Ничего, что погряз Квиринал
в новостройках элитных.  

Ещё сохранились подарки 
наших малых богов: 
маслянистые гайки со шпал,
оловянные пушечки,
бледно-соловые гальки.

Галька — жреческий камень, 
а олово — детский металл.

iii

Из-за лоска и блеска 
страна моя стала нищá.

Из-за блеска и лоска.

Только тёмные сосны ещё вспоминают о рострах
боевых кораблей, и порой под порывом норд-оста, 
как дощатый помост под ногами трибуна, 
трещат.

Где ты нынче, республика? 
Доблестный век истощал, 
потучнеть не успевши — и где теперь копья Минервы, 
где каменья Юпитера?

Может быть, в давних вещах — 
по-крестьянски простых, 
по-солдатски весомых и верных, 
как сиденье трамвая, 
как пасмурный дачный очаг 
с топчаном и буржуйкой, — 

а может быть, нет: за вещами, 
глубоко в безызвестном под памятью их шерстяной, 
за подкладкой шинелей, которые нам завещали 
в годы первого Брута. — 

Тогда ради чести одной
безупречной матроны 
весь город поднялся, как буря. 

А сейчас-то чего? —
Летаргия. Напротив метро 
продают хачапури; 

тут же варят гудрон,
тут же бомж собирает картон, 
и пижоны кривятся, 
и больше не хочет никто 
отомстить за Лукрецию.
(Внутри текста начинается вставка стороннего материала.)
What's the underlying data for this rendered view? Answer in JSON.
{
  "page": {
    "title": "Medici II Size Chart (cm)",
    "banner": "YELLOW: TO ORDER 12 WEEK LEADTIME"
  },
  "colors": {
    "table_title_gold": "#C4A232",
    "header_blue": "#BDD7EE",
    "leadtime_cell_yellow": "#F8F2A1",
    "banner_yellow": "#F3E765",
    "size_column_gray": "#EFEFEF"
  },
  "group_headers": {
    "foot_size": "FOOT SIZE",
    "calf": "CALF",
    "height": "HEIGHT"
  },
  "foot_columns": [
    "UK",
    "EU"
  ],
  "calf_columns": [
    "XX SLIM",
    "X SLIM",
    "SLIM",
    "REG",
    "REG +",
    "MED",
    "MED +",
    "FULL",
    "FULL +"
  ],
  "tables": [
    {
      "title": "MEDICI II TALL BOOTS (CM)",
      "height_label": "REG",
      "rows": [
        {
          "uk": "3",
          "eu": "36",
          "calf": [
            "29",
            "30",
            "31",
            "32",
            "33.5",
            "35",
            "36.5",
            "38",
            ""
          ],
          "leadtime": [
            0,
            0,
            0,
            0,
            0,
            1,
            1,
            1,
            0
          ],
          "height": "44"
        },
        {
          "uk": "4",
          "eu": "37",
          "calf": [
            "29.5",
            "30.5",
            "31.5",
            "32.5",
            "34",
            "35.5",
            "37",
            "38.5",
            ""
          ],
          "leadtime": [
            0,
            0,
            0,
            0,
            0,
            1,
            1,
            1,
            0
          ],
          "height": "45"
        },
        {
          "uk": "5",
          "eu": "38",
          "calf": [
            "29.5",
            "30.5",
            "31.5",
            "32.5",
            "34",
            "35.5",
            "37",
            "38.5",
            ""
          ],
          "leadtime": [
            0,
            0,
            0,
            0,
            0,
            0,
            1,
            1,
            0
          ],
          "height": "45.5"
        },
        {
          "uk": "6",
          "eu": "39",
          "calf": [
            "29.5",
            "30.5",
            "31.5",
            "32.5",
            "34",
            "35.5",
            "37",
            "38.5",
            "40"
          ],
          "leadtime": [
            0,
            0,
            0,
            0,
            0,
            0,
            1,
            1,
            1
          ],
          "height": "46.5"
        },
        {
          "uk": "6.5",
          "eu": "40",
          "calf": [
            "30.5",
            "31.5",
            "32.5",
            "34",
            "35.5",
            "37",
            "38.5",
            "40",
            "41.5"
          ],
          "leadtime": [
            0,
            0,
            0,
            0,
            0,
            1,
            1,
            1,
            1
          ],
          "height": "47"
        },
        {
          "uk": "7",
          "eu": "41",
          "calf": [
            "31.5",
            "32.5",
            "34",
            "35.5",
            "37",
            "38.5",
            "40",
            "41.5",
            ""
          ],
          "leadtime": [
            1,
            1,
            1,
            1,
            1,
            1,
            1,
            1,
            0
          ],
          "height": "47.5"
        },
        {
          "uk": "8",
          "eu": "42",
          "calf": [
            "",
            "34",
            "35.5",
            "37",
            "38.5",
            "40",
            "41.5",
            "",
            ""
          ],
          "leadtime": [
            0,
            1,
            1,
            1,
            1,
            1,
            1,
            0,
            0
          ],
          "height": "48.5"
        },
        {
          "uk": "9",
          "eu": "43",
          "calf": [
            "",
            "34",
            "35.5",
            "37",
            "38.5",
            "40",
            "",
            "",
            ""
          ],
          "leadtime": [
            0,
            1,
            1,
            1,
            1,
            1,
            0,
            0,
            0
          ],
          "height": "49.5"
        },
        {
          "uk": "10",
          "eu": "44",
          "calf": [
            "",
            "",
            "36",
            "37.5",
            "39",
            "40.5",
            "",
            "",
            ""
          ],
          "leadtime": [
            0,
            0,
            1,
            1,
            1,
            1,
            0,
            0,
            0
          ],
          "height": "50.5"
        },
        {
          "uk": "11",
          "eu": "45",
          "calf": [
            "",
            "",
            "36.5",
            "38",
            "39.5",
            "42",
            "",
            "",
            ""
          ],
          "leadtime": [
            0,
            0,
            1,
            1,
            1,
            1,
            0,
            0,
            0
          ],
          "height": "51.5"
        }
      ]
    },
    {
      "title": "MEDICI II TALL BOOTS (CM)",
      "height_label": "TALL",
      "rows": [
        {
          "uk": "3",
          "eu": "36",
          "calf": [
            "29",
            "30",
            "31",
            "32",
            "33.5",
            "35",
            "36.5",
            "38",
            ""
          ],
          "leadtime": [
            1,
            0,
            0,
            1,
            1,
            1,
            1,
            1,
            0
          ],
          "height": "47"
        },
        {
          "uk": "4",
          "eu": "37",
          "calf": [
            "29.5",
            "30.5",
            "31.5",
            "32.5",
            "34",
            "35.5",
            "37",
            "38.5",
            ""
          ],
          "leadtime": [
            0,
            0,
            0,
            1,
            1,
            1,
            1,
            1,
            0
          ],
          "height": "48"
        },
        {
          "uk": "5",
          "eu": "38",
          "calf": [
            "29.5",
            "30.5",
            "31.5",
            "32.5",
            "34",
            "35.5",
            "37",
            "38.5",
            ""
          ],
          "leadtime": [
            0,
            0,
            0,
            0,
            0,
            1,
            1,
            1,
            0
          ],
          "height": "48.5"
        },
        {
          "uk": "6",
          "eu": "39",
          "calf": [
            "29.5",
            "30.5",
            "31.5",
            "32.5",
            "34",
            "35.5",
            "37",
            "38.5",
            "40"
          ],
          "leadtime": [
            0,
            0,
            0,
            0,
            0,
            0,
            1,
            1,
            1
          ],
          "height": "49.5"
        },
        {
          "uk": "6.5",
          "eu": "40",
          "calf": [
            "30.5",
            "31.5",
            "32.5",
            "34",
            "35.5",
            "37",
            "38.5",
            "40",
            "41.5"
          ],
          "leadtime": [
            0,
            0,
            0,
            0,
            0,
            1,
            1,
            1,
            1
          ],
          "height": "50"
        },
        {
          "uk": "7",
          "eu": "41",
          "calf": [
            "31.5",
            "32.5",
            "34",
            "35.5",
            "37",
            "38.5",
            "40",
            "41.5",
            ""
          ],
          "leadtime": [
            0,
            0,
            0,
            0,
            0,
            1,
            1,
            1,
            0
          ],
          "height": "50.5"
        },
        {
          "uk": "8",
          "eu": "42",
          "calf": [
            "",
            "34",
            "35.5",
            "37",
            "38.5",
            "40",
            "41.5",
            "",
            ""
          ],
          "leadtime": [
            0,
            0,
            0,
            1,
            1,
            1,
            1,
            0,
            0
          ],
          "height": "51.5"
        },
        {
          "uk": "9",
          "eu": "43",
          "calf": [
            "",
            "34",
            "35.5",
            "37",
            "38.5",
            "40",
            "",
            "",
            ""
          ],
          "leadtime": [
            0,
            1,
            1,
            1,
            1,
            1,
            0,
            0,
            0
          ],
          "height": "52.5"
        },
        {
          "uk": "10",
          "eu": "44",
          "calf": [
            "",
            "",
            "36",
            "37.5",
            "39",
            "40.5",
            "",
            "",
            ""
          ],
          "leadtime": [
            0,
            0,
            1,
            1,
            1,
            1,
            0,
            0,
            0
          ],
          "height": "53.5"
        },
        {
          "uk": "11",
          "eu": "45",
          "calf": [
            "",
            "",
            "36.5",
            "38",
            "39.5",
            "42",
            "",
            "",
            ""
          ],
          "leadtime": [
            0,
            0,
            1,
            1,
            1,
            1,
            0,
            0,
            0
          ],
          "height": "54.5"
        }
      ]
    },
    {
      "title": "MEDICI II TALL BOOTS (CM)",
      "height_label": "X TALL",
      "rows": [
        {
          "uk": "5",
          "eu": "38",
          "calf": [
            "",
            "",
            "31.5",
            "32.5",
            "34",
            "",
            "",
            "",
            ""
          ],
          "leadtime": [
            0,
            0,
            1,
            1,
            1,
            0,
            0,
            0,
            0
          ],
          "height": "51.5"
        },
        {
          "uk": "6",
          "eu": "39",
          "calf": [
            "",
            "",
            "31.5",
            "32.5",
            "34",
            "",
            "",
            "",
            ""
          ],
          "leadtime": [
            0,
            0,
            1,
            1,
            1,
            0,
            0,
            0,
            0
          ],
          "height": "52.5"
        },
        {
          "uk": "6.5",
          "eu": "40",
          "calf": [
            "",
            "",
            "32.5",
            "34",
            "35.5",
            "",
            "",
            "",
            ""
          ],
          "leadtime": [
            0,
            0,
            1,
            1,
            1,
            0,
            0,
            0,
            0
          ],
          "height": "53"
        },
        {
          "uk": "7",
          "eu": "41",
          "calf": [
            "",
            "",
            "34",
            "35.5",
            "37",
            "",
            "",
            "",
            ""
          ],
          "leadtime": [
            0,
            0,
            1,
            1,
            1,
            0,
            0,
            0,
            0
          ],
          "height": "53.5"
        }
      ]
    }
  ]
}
Даром что белое тело 
от побоев черно и замараны кровью бока. 

Только старцы-авгуры в своих пиджаках обомшелых
и весталки на лавках
не всё позабыли пока,
да не могут заснуть крейсера на последнем приколе, 
да какой-нибудь раб о своей прохудившейся доле 
тянет песню, фальшивя, — покуда взбухает река,
как тромбозная вена; 
покуда над Марсовым полем 
фиолетовым валом
растут и растут облака. 

ИНТЕРЛЮДИЯ

Не вечерние тучи на нас налегли 
затемняя кварталы и страны 
а опять по косым виадукам земли 
самовластные едут титаны 

и не то что беснуется ветер сырой 
над кленовым резным палисадом 
это Мидгард непризнанный город-герой 
всё скрипит и скрипит под осадой

но не думает сдаться. —  и каждый зазор 
затыкает сияющей паклей 
и не кончились вина и сны до сих пор
в закоулках его не иссякли 

до сих пор невзирая на смог и цейтнот 
в сентябре на щебёнчатом гребне 
распускает воронку пятнистый цветок 
патефончик подземной царевны 

и редеет под осень древесная сень 
над гуашью дорожной разметки 
для того чтобы свет одноглазый висел 
на кривой облетающей ветке 

и не то что бессмертен наш призрачный дом 
но в рябинах замечутся сойки 
или женщина выйдет в бельишке простом  
на плавучий балкон новостройки 

и великий сигнальщик последних времён
разглядев её между бурунов 
отдаляет от губ громогласный тромбон    
и его опускает 
не дунув.

НА РАЙОНЕ

Адрес 

Радость моя 
на третьем живёт этаже. 

Номер квартиры 
назвать не смогу, но обита 
тонкими планками дверь, — чтобы густые леса 
радости снились моей, — 
и на стенке, направо от лифта, 
видно латинское слово, которое я написал  
в бытность подростком, — безмысленно, но подражая 
римским мальчишкам, и не понимая ещё, 
как буду прав. — А напротив, за дверью соседки,
женскую слышно возню, и на лестничной клетке
гренками благоухает   
и сытным борщом. 

Радость моя 
на третьем живёт этаже:
в доме, похожем на мой, 
но с божественным сонмом деревьев 
прямо под окнами: с клёном, с берёзой кривой, 
с мощной калиной под окнами спальни. Бывает,
катятся ягоды в комнату с тяжких ветвей,
или ладошка кленовая к стёклам приникнет 
с нежностью детской и старческой — 
чтобы ажурная грусть 
радость мою овевала. Под окнами спальни моей
тоже клубились когда-то такие деревья; 
часть порубили. Теперь я 
за все остальные боюсь. 

Радость моя 
на третьем живёт этаже:  
чайник с помятым бочком 
на плиту водружает, наполнив 
свежей водой из-под крана — и повторяет невольно 
жест моей матери. В баночку из-под бычков 
спички огарок бросает. Берёт истрепавшийся том 
Байрона, Рильке, Эсхила, — где вместо закладок
фантики от карамелек «Лимончики» или «Дюшес»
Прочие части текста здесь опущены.